The main findings of this analysis are firstly, that prehospital administration of TXA in severely injured patients did not affect the incidence of myocardial injury in this cohort. Secondly, early administration of TXA is presumably not associated with the incidence of MACE in patients with severe trauma.

To date, evidence about the association of TXA administration and the incidence of myocardial injury is limited as most studies investigated the association of TXA with mortality and vasoocclusive events such as myocardial infarction.

The CRASH-2 trial investigated the effect of early administration of TXA on death, vascular occlusive events and the receipt of blood transfusion in 20,211 trauma patients [2]. In this study early administration of TXA reduced in-hospital all-cause mortality and was not associated with the incidence of myocardial infarction. Also other vascular occlusive events were not associated with the administration of TXA in this cohort.

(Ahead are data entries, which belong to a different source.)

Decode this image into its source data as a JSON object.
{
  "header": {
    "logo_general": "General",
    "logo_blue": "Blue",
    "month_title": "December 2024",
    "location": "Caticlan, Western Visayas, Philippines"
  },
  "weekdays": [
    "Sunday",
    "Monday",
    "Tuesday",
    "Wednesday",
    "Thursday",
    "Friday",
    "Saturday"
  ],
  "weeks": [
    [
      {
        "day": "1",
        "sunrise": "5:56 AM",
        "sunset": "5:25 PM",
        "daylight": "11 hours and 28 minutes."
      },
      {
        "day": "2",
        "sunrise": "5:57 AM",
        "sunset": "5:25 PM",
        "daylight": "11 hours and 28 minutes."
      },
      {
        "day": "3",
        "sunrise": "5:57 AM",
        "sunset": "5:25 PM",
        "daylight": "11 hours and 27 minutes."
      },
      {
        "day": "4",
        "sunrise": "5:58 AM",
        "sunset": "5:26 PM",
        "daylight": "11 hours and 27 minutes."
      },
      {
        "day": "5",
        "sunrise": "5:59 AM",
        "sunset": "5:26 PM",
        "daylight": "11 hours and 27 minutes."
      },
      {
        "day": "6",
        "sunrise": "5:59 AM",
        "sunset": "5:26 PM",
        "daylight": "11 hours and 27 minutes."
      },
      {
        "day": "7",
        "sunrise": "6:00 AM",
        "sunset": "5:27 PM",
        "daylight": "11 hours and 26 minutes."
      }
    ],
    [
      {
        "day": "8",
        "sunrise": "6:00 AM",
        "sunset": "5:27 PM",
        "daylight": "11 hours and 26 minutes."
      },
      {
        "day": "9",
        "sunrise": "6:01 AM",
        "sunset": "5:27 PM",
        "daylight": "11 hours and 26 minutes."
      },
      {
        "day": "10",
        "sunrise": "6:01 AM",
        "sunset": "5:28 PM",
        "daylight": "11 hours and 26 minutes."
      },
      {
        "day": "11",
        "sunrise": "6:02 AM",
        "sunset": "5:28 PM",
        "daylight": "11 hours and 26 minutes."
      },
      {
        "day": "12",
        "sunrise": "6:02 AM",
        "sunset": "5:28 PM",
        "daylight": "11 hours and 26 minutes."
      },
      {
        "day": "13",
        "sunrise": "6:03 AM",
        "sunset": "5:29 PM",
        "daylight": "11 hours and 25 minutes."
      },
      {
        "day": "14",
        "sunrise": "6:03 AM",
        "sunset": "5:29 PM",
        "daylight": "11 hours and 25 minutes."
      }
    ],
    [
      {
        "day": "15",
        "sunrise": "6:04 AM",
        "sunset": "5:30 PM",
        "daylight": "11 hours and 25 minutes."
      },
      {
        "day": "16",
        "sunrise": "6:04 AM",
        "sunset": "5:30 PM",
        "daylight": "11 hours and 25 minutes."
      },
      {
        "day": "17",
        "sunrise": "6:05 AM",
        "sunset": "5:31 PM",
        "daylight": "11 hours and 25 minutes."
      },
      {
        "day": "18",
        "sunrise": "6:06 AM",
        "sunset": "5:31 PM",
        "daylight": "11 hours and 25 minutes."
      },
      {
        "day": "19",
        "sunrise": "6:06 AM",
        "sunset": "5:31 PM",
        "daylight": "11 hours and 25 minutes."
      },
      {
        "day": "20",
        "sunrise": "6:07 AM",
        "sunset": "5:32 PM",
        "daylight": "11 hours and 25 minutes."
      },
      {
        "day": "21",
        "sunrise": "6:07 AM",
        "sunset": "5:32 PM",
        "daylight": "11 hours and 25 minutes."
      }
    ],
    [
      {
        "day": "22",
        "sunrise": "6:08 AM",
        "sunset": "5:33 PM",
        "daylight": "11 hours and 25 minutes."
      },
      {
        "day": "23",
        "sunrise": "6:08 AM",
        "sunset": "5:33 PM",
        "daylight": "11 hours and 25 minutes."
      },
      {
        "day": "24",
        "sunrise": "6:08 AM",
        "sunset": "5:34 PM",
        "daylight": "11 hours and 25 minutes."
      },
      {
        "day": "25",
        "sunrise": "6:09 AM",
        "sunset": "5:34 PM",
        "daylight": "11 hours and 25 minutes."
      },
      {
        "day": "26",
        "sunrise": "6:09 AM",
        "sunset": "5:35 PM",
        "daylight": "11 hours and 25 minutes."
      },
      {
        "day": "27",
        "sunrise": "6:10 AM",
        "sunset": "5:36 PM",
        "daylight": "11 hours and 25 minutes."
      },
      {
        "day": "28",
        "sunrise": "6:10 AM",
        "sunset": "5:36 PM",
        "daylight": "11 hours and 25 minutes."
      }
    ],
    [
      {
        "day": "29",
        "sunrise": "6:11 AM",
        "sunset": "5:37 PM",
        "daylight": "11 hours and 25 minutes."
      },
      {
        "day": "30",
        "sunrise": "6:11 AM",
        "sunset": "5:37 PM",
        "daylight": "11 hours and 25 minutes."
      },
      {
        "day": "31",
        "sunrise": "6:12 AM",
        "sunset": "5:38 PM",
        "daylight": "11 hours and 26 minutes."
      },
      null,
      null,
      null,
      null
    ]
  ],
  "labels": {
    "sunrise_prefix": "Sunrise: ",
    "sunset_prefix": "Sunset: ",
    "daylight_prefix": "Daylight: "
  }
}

Nevertheless, the study population differed slightly from ours, as adult trauma patients with significant hemorrhage [systolic blood pressure (BP) < 90 mmHg, heart rate > 110 beats per minute or both] were included in the study. There are no data on injury severity scores. Data collection, i.e. the occurrence of myocardial infarction was recorded by an outcome form. No troponin values are reported.

Neeki et al. examined 724 patients in the Cal-PAT study and evaluated whether the administration of TXA is associated with mortality in patients with severe trauma [12]. Their findings suggest that TXA is associated with lower mortality in this cohort. There was no difference in adverse events including myocardial infarction, but they did not investigate the incidence of myocardial injury.

The findings of the STAAMP trial by Guyette et al., investigating 927 trauma patients, are as follows: administration of TXA was not associated with reduced mortality in severe trauma patients at risk for hemorrhage, which is in line with our results [13]. Further, they could not find an increased rate of vasoocclusive events, i.e. myocardial infarction, but also did not have data on troponin values and myocardial injury.

In 1310 trauma patients, prehospital TXA administration was associated with reduced mortality after 28 days [Risk ratio (RR): 0.79 (95%CI:0.63–0.99)], but not after 6 months [RR: 0.83 (95%CI: 0.67–1.03]. Moreover, it was not associated with vascular occlusive events, especially myocardial infarction [RR: 1.95 (95%CI: 0.59–6.45]. No information is given about myocardial injury [14].

In the non-cardiac surgery setting, Devereaux et al. investigated in 9,535 patients whether tranexamic acid is associated with bleeding or cardiac complications, including myocardial infarction or isolated ischemic troponin elevation. They could not show noninferiority of tranexamic acid to placebo regarding the composite cardiovascular outcome and Hazard ratio for the incidence of 30-day myocardial injury was 1.02 (95%CI: 0.91–1.14) [5].

Against this background, the results of our study can be discussed as follows: our main outcome is the incidence of myocardial injury regardless of its cause (i.e. not necessarily occlusive genesis, but also due to oxygen demand/supply imbalance), which is underrepresented in the previous studies. Nevertheless, our results match with the findings above, as TXA administration was not associated with myocardial injury in our cohort. Accumulating evidence suggests an association between myocardial injury, MACE, and mortality, in particular in non-cardiac surgery patients, but also in patients with severe trauma [15, 16]. Thus, our findings underline with special regard to myocardial injury, TXA administration seems not to be detrimental in this cohort. As our study population is defined as severely injured patients (ISS ≥16) regardless of the risk for hemorrhage, one could conclude, that the administration of TXA seems to be safe, although in patients probably not at high risk for bleeding complications.

We are aware that our study has several limitations: Firstly, TXA administration (i.e. dosing, time of administration, indication) and follow-up troponin measurements on days one and two were not according to a protocol due to the retrospective study design. This might have led to selection bias. I.e. patients with elevated troponin at presentation were more likely to receive follow-up measurements and thus patients developing myocardial injury on day 1 or 2 might be underrepresented. In the examined population, the application of tranexamic acid was carried out according to clinical indication based on the recommendations of the national guideline for the treatment of patients with polytrauma [1]. Unfortunately, there are no precise data about when exactly and in what dose the application took place. However, the hospital infrastructure around our center offers short distances and the local standard operating procedure (SOP) recommends 1 g of TXA in the preclinical setting. Therefore, one can assume that in most cases of documented administration, 1 g was administered within 3 h after trauma. We have no valid information about the incidence of severe head injuries or the incidence of hyperfibrinolysis as potential confounders after the application of TXA. Moreover, we had no information on prehospital risk factors for hemorrhage (e.g. blood pressure or heart rate) and thus could not certainly identify patients at high risk for bleeding. This could explain why only a relatively small proportion of 32% (and only 7% in prehospital setting) received TXA. These were possibly the patients in whom life-threatening bleeding was assumed. Bias was reduced by multivariable adjustment of the regression analysis and sensitivity analyses. Secondly, we could only refer to a comparatively small study group of 297 patients.